Noel Nutels elaborou uma campanha de defesa dos indígenas contra a tuberculose.

1953

Henri Ballot participou da expedição ao território Txucarramãe, acompanhando os irmãos Villas-Bôas como fotógrafo da revista O Cruzeiro. A expedição também foi documentada no filme Os primeiros contatos com os Txucarramãe de Jorge Ferreira, também repórter do mesmo periódico e companheiro de viagens de Ballot pelo Brasil Central.

O mesmo fotógrafo também acompanhou a primeira aproximação com os Xikrin, pertencentes ao povo Kayapó, no Posto de Atração Índigena Las Casas, no Pará.

Nesse mesmo ano, o SPI fez contato com o povo Asuriní do Tocantins, que foi confundido com os Parakanã. Marcel Gautherot registrou essa primeira aproximação.

Por iniciativa de Darcy Ribeiro, então diretor da Seção de Estudos do SPI, foi criado o Museu do Índio, inicialmente em prédio na rua Mata Machado, no Rio de Janeiro, que atualmente abriga a Aldeia Marakanã.

1954

Uma epidemia de sarampo na aldeia Kamaiurá, que se estendeu para outros povos do Xingu, matou mais de 110 indígenas. A epidemia teve sua origem no contato com brancos que trabalhavam com Dr. Olivio de Souza, chefe da base de Xavantina da Fundação Brasil Central, durante a gestão de Arquimedes Pereira Lima. A morte de Morerekuap, cacique Kamaiurá, de complicações do sarampo, ocasionou a organização, por parte de seu povo, de um Jawari para o qual convidaram o povo Waurá. O fotógrafo Henri Ballot registrou os ensaios e o jogo entre os Kamaiurá e os Waurá.

De acordo com a reportagem de Jorge Ferreira, na revista O Cruzeiro (22 out. 1955, Javari, p. 108), a gestão de Arquimedes Pereira Lima na Fundação Brasil Central “conseguiu abrir a frente de contágios de gripe, da tuberculose, das epidemias e do assalto às terras e às mulheres dos índios”.

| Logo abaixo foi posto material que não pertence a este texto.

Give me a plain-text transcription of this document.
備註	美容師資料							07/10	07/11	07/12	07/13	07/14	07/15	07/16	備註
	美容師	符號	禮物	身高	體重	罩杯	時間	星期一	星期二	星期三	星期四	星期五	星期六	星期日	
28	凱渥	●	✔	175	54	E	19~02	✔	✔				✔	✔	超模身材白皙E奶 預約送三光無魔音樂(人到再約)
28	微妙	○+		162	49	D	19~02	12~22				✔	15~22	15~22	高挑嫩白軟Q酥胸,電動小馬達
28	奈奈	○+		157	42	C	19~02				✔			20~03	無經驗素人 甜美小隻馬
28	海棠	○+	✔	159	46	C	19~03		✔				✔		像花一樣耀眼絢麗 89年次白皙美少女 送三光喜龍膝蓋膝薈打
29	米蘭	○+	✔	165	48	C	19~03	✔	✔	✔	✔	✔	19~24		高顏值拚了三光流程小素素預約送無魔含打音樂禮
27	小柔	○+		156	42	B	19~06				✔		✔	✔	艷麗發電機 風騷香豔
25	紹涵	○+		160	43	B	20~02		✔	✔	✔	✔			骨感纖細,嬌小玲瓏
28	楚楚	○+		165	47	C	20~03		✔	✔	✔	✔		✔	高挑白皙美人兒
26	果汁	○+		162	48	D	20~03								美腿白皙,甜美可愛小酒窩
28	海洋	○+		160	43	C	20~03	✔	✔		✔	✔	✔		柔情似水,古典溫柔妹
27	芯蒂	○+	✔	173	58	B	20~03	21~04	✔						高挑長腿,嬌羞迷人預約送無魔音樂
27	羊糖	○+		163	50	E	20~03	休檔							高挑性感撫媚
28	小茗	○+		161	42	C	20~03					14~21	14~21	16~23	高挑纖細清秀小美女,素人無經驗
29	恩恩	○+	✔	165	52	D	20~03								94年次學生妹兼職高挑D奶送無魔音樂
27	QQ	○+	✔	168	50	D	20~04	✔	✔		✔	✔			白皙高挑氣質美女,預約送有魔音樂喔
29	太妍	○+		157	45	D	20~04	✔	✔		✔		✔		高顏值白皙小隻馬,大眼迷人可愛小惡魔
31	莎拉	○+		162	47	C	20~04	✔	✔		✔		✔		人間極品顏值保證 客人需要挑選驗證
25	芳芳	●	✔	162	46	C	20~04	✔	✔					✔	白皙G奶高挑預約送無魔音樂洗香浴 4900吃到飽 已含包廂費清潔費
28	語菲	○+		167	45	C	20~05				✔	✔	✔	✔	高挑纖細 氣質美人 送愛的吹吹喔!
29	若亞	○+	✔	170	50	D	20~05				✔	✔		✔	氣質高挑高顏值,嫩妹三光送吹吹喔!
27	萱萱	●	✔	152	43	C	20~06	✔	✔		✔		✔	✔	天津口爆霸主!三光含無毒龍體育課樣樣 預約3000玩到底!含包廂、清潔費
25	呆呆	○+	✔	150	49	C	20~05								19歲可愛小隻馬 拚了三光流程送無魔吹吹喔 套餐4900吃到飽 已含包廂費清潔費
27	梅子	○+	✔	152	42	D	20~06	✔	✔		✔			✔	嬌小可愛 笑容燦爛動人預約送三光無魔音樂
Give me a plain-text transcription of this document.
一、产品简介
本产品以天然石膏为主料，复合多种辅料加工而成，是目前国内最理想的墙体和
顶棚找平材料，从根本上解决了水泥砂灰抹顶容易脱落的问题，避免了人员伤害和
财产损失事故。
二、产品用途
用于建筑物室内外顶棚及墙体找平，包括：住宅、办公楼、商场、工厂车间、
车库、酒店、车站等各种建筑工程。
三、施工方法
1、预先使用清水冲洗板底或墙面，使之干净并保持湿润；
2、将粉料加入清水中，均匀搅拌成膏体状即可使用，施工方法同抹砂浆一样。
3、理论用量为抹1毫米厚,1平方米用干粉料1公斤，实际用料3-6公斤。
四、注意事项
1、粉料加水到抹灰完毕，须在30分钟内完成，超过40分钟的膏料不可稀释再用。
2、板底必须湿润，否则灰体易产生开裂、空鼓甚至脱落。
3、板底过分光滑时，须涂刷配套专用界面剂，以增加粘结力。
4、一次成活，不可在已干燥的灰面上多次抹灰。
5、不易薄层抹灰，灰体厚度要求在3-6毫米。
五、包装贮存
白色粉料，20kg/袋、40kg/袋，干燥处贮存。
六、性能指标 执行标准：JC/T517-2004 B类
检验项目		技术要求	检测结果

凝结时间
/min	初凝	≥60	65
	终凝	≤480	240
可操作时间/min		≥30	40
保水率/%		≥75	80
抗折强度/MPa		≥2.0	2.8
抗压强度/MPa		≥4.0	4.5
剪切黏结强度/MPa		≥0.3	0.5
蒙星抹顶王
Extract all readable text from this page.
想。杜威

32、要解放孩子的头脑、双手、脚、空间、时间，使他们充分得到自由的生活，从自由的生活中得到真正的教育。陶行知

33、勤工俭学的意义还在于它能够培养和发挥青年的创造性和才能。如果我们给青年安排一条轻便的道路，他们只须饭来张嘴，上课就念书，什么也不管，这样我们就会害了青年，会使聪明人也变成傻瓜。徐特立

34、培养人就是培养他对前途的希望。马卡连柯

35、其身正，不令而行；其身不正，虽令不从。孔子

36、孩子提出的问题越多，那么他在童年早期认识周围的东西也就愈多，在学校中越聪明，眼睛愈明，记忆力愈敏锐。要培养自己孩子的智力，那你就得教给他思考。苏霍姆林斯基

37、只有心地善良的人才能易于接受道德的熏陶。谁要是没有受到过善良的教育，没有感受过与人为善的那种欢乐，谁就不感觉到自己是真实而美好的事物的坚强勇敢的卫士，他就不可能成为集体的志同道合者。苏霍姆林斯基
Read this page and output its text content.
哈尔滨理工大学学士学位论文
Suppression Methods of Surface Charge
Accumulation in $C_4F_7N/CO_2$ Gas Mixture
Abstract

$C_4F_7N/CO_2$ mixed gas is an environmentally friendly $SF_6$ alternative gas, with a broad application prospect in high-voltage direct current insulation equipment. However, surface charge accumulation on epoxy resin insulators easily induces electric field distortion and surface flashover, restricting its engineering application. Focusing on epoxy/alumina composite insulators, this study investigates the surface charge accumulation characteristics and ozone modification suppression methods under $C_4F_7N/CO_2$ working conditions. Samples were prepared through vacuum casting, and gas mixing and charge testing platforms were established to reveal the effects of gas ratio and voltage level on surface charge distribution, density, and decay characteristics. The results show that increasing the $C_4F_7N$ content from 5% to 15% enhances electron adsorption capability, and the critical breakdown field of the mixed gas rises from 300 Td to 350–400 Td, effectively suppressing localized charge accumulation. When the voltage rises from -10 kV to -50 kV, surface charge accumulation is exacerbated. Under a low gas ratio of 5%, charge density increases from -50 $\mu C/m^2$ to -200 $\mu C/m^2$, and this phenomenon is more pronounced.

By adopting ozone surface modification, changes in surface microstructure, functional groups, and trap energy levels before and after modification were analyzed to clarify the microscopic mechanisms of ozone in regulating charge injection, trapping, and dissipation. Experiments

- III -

A inauguração da base aérea na serra do Cachimbo, contou com a presença do Presidente Vargas e de figuras públicas, como o proprietário dos Diários Associados, Assis Chateaubriand. Entre os presentes estava o major Haroldo Veloso, da Comissão de Construção de Campos de Pouso no Brasil Central. Além do transporte de futuros colonos para a região, as vias aéreas serviriam também como rotas de abastecimento das futuras fazendas.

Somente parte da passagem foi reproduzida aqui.